With the increasing focus on electrification, we are providing customers with clean energy alternatives that align with global sustainability goals
Together, the G3 Series forklifts deliver a reliable, cost-effective solution for businesses seeking safety, efficiency, and durability in their material handling equipment.
“These new models reflect HELI’s commitment to addressing the growing demand for sustainable and efficient material handling solutions in the region. With the increasing focus on electrification, we are providing customers with clean energy alternatives that align with global sustainability goals and empowering our partners to achieve #1 status in their respective markets,” said Guan Lei, General Manager of HELI Middle East FZCO.

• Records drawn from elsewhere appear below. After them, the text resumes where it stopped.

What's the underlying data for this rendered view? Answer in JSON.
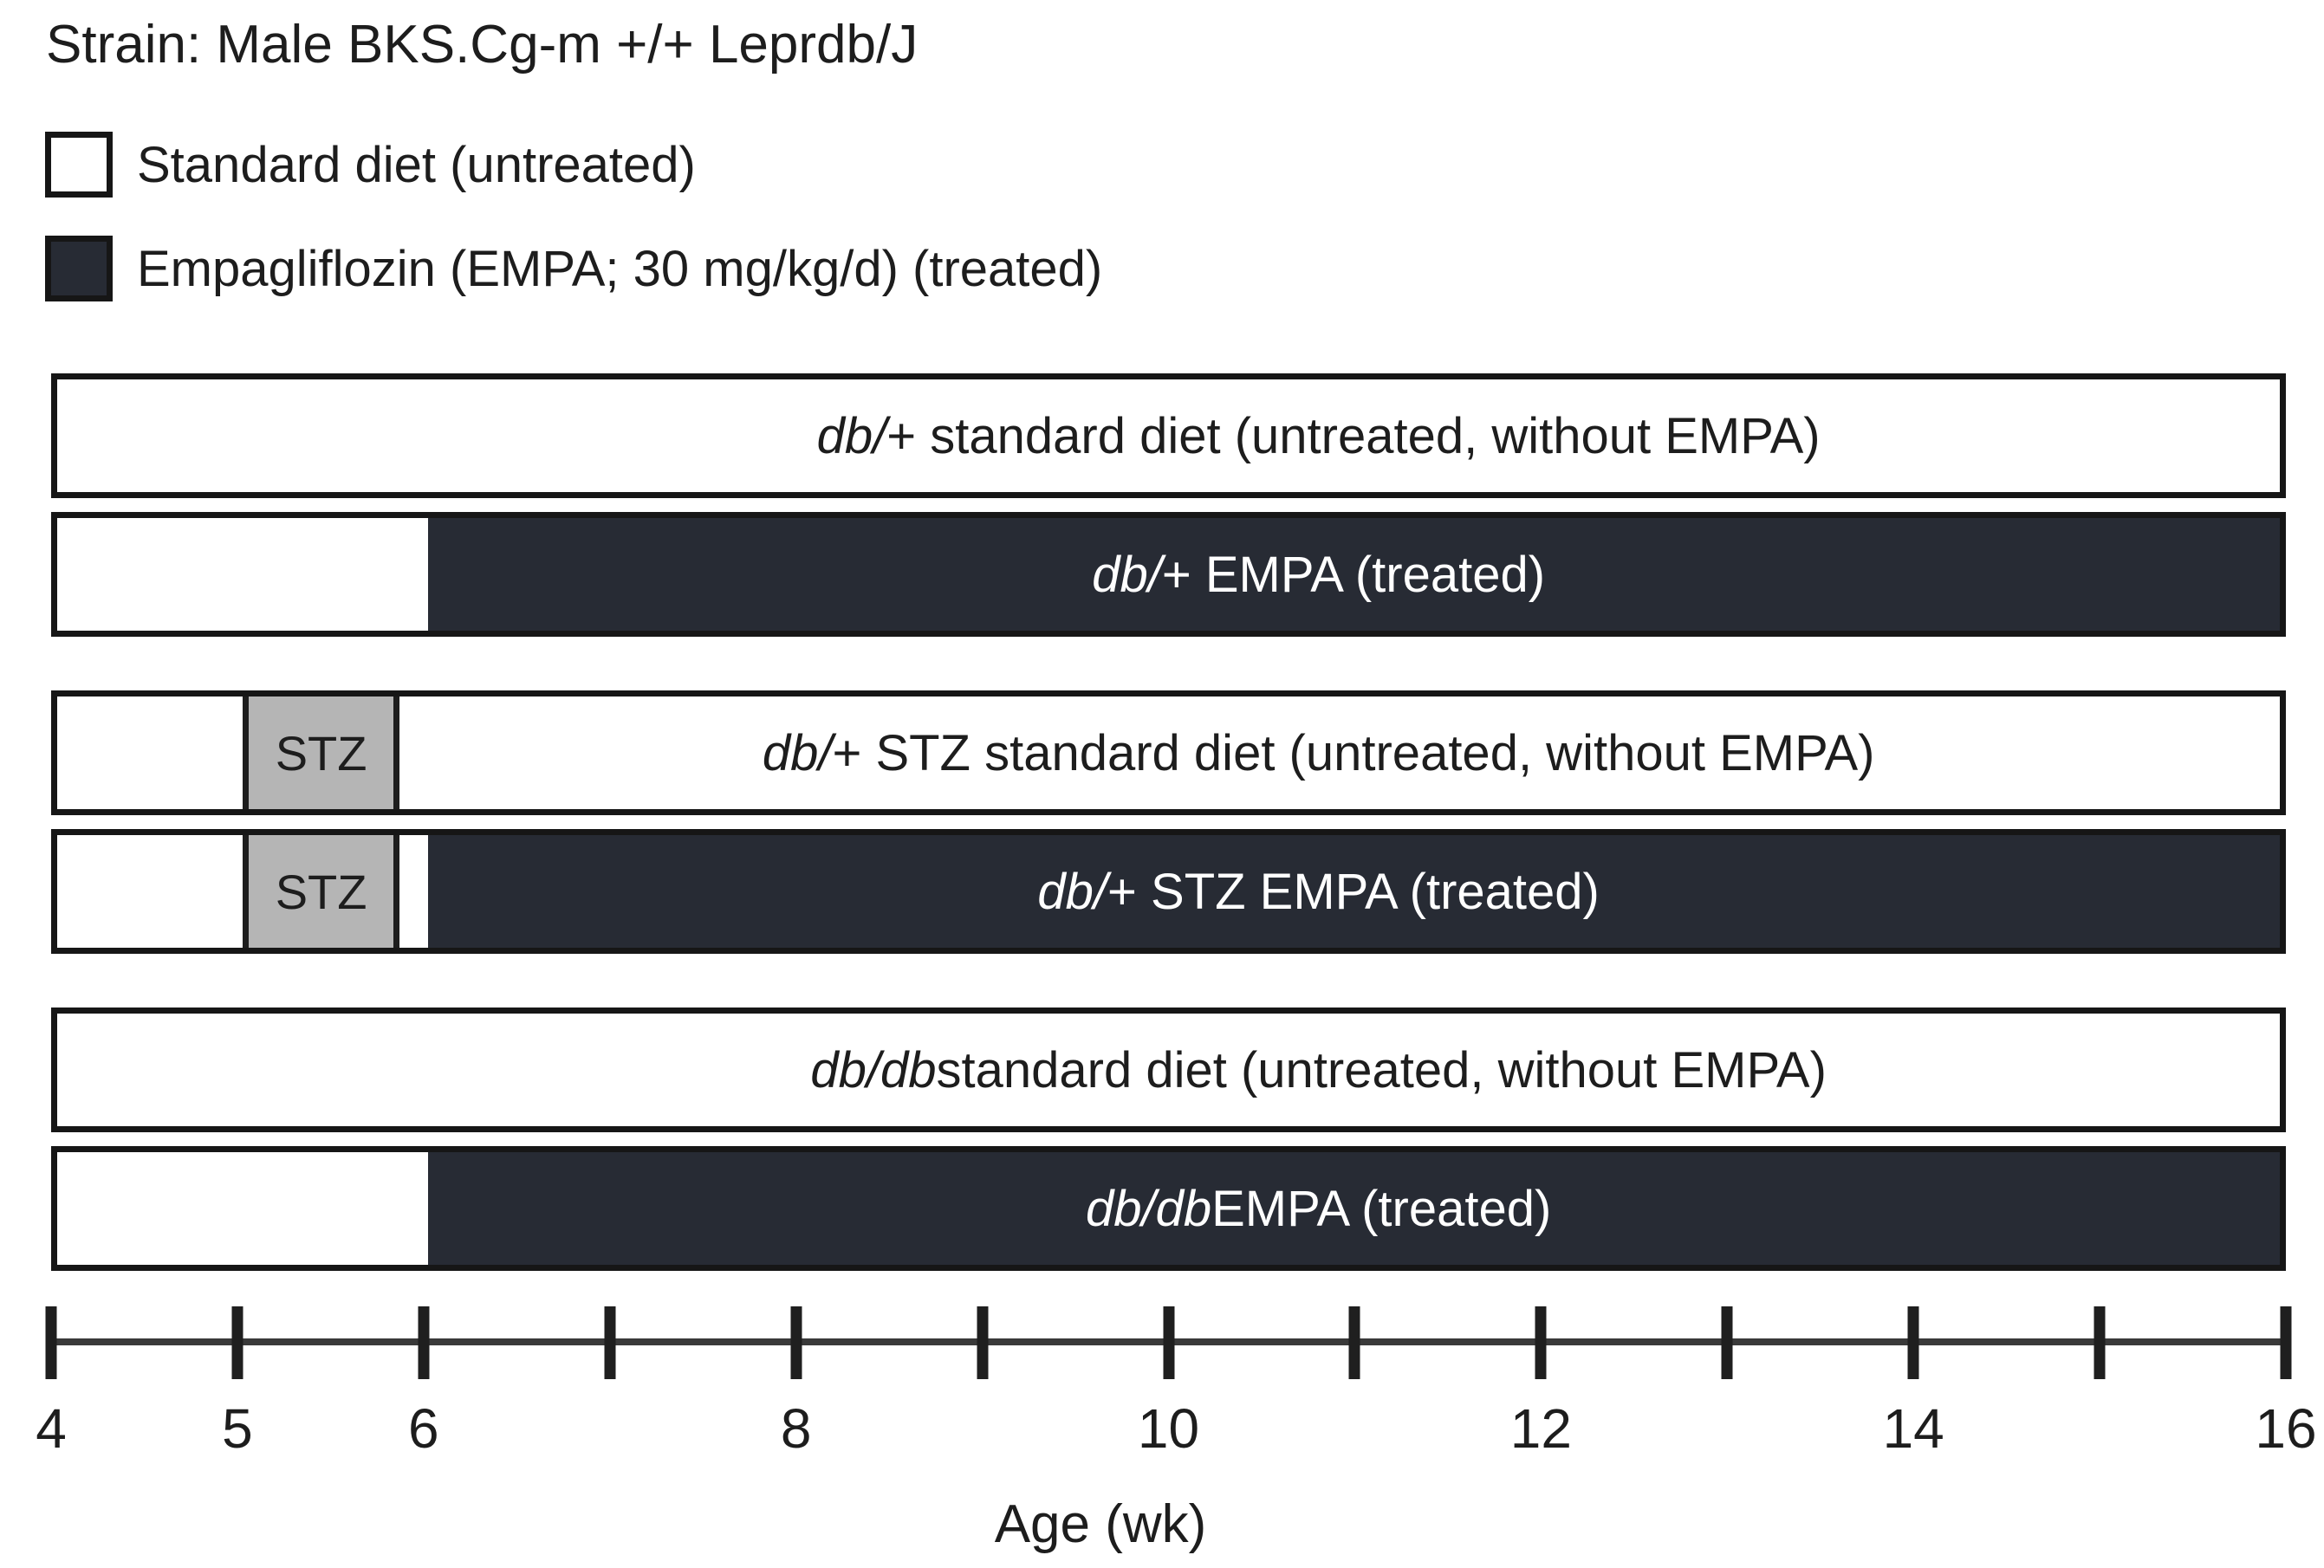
{
  "title": "Strain: Male BKS.Cg-m +/+ Leprdb/J",
  "colors": {
    "treated": "#272b34",
    "untreated": "#ffffff",
    "stz": "#b5b5b5",
    "border": "#161616",
    "text": "#1d1d1d"
  },
  "legend": [
    {
      "swatch": "untreated",
      "label": "Standard diet (untreated)"
    },
    {
      "swatch": "treated",
      "label": "Empagliflozin (EMPA; 30 mg/kg/d) (treated)"
    }
  ],
  "axis": {
    "label": "Age (wk)",
    "min": 4,
    "max": 16,
    "ticks": [
      4,
      5,
      6,
      7,
      8,
      9,
      10,
      11,
      12,
      13,
      14,
      15,
      16
    ],
    "labeled_ticks": [
      4,
      5,
      6,
      8,
      10,
      12,
      14,
      16
    ]
  },
  "groups": [
    {
      "section": 1,
      "label_runs": [
        {
          "text": "db/",
          "italic": true
        },
        {
          "text": "+ standard diet (untreated, without EMPA)",
          "italic": false
        }
      ],
      "segments": [
        {
          "type": "untreated",
          "from": 4,
          "to": 16
        }
      ]
    },
    {
      "section": 1,
      "label_runs": [
        {
          "text": "db/",
          "italic": true
        },
        {
          "text": "+ EMPA (treated)",
          "italic": false
        }
      ],
      "segments": [
        {
          "type": "untreated",
          "from": 4,
          "to": 6
        },
        {
          "type": "treated",
          "from": 6,
          "to": 16
        }
      ]
    },
    {
      "section": 2,
      "label_runs": [
        {
          "text": "db/",
          "italic": true
        },
        {
          "text": "+ STZ standard diet (untreated, without EMPA)",
          "italic": false
        }
      ],
      "segments": [
        {
          "type": "untreated",
          "from": 4,
          "to": 5
        },
        {
          "type": "stz",
          "from": 5,
          "to": 5.85,
          "text": "STZ"
        },
        {
          "type": "untreated",
          "from": 5.85,
          "to": 16
        }
      ]
    },
    {
      "section": 2,
      "label_runs": [
        {
          "text": "db/",
          "italic": true
        },
        {
          "text": "+ STZ EMPA (treated)",
          "italic": false
        }
      ],
      "segments": [
        {
          "type": "untreated",
          "from": 4,
          "to": 5
        },
        {
          "type": "stz",
          "from": 5,
          "to": 5.85,
          "text": "STZ"
        },
        {
          "type": "untreated",
          "from": 5.85,
          "to": 6
        },
        {
          "type": "treated",
          "from": 6,
          "to": 16
        }
      ]
    },
    {
      "section": 3,
      "label_runs": [
        {
          "text": "db/db",
          "italic": true
        },
        {
          "text": " standard diet (untreated, without EMPA)",
          "italic": false
        }
      ],
      "segments": [
        {
          "type": "untreated",
          "from": 4,
          "to": 16
        }
      ]
    },
    {
      "section": 3,
      "label_runs": [
        {
          "text": "db/db",
          "italic": true
        },
        {
          "text": " EMPA (treated)",
          "italic": false
        }
      ],
      "segments": [
        {
          "type": "untreated",
          "from": 4,
          "to": 6
        },
        {
          "type": "treated",
          "from": 6,
          "to": 16
        }
      ]
    }
  ]
}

During the showroom opening, Mathew Abraham, Managing Director of Hala, HELI’s UAE distributor, emphasized the potential of the partnership, noting, “With HELI’s world-class technology and our deep understanding of the regional market, we are well-positioned to offer comprehensive solutions, ensuring the highest standards of after-sales support and sustainability.”
HELI’s growth in the region is underscored by its ongoing investment in infrastructure. The company is currently leasing between 6,000 and 8,000 square meters of space in the Middle East to expand its service capabilities and provide quicker, localized support. These efforts are aligned with HELI’s strategic goals and reinforce its position as a key player in the material handling and logistics sectors.

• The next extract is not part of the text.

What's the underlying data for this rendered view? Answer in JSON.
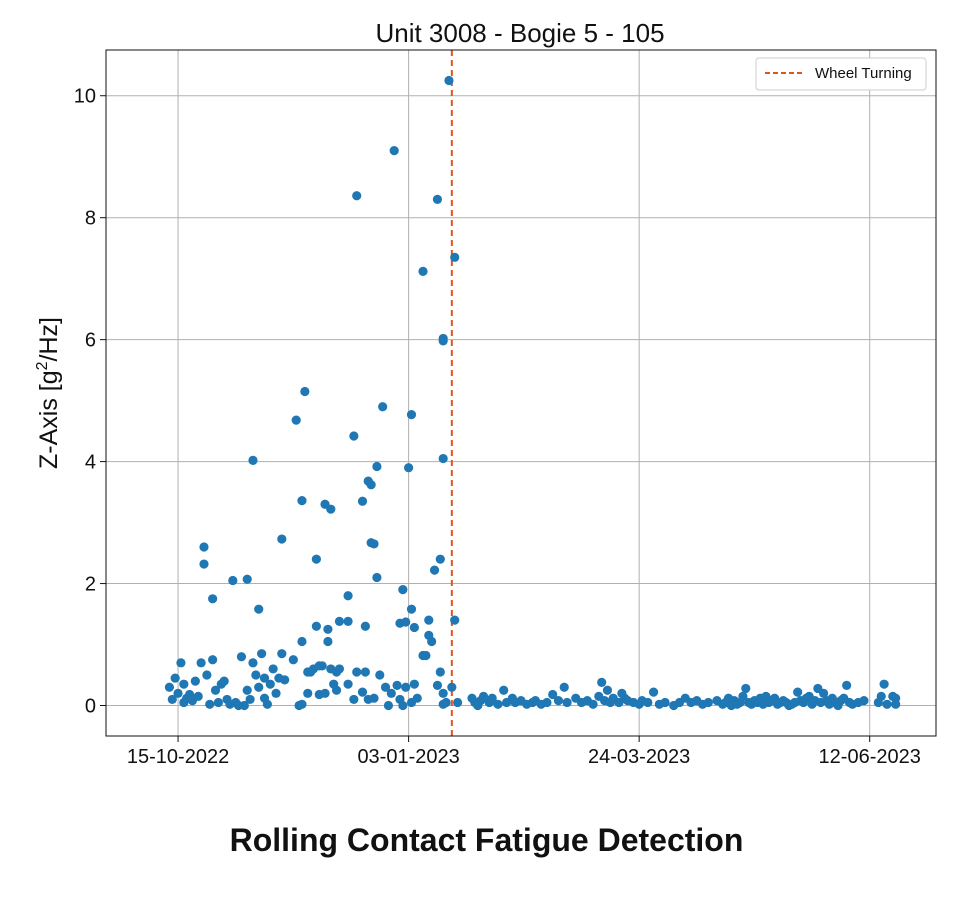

At a closed-door distributors conference held this week, 40 partners from across the region gathered to discuss HELI’s product innovations and regional growth strategies. The conference highlighted the company’s vision for the future and its strong partnerships with regional distributors. The theme of the conference, “Together We Thrive, Limits We Defy,” reflected the shared ambition to work harder with determination, pushing past boundaries and striving for excellence.

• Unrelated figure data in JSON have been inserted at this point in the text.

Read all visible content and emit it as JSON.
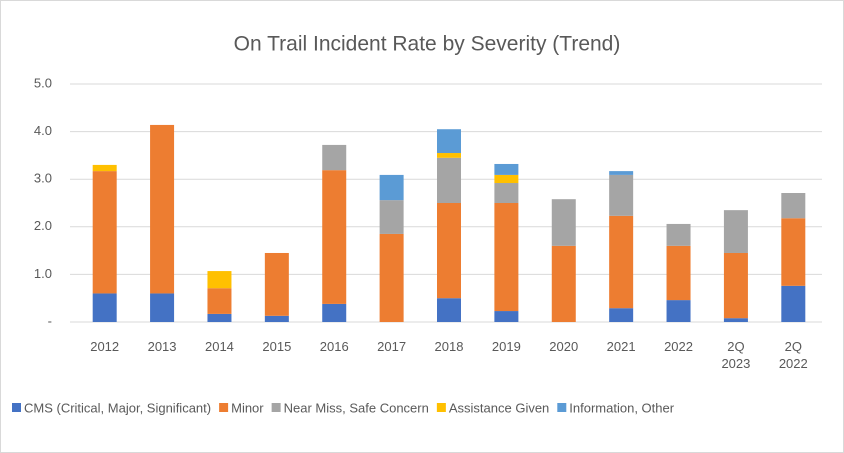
{
  "chart_data": {
    "type": "stacked_bar",
    "title": "On Trail Incident Rate by Severity (Trend)",
    "categories": [
      "2012",
      "2013",
      "2014",
      "2015",
      "2016",
      "2017",
      "2018",
      "2019",
      "2020",
      "2021",
      "2022",
      "2Q 2023",
      "2Q 2022"
    ],
    "series": [
      {
        "name": "CMS (Critical, Major, Significant)",
        "color": "#4472c4",
        "values": [
          0.6,
          0.6,
          0.17,
          0.13,
          0.38,
          0,
          0.5,
          0.23,
          0,
          0.29,
          0.46,
          0.08,
          0.76
        ]
      },
      {
        "name": "Minor",
        "color": "#ed7d31",
        "values": [
          2.57,
          3.54,
          0.54,
          1.32,
          2.81,
          1.85,
          2.0,
          2.27,
          1.6,
          1.94,
          1.14,
          1.37,
          1.42
        ]
      },
      {
        "name": "Near Miss, Safe Concern",
        "color": "#a5a5a5",
        "values": [
          0,
          0,
          0,
          0,
          0.53,
          0.71,
          0.95,
          0.42,
          0.98,
          0.86,
          0.46,
          0.9,
          0.53
        ]
      },
      {
        "name": "Assistance Given",
        "color": "#ffc000",
        "values": [
          0.13,
          0,
          0.36,
          0,
          0,
          0,
          0.1,
          0.17,
          0,
          0,
          0,
          0,
          0
        ]
      },
      {
        "name": "Information, Other",
        "color": "#5b9bd5",
        "values": [
          0,
          0,
          0,
          0,
          0,
          0.53,
          0.5,
          0.23,
          0,
          0.08,
          0,
          0,
          0
        ]
      }
    ],
    "ylim": [
      0,
      5
    ],
    "yticks": [
      {
        "value": 0,
        "label": "-"
      },
      {
        "value": 1,
        "label": "1.0"
      },
      {
        "value": 2,
        "label": "2.0"
      },
      {
        "value": 3,
        "label": "3.0"
      },
      {
        "value": 4,
        "label": "4.0"
      },
      {
        "value": 5,
        "label": "5.0"
      }
    ],
    "grid": true,
    "legend": "bottom"
  }
}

Recent industry data from the World Industrial Truck Statistics (WITS) shows HELI’s growing presence in the UAE, where it is now the second-largest forklift brand. This growth, coupled with a rising shift toward electrification, further positions HELI as a leader in the MEA region. The company’s success in Africa, where it holds the #1 position in 15 countries, demonstrates the strength of its offering and its ability to meet local market needs.
Chen Xianyou, Vice General Manager of Anhui HELI Co., Ltd, emphasized, “Our continued investment in the MEA region is a testament to our long-term vision. We are focused on achieving sustainable growth, backed by our strong after-sales service network, and building lasting relationships with our regional partners.”
With its leadership position in China for 33 consecutive years and a growing footprint in the Middle East and Africa, HELI is poised to become a globally recognized brand in the material handling industry.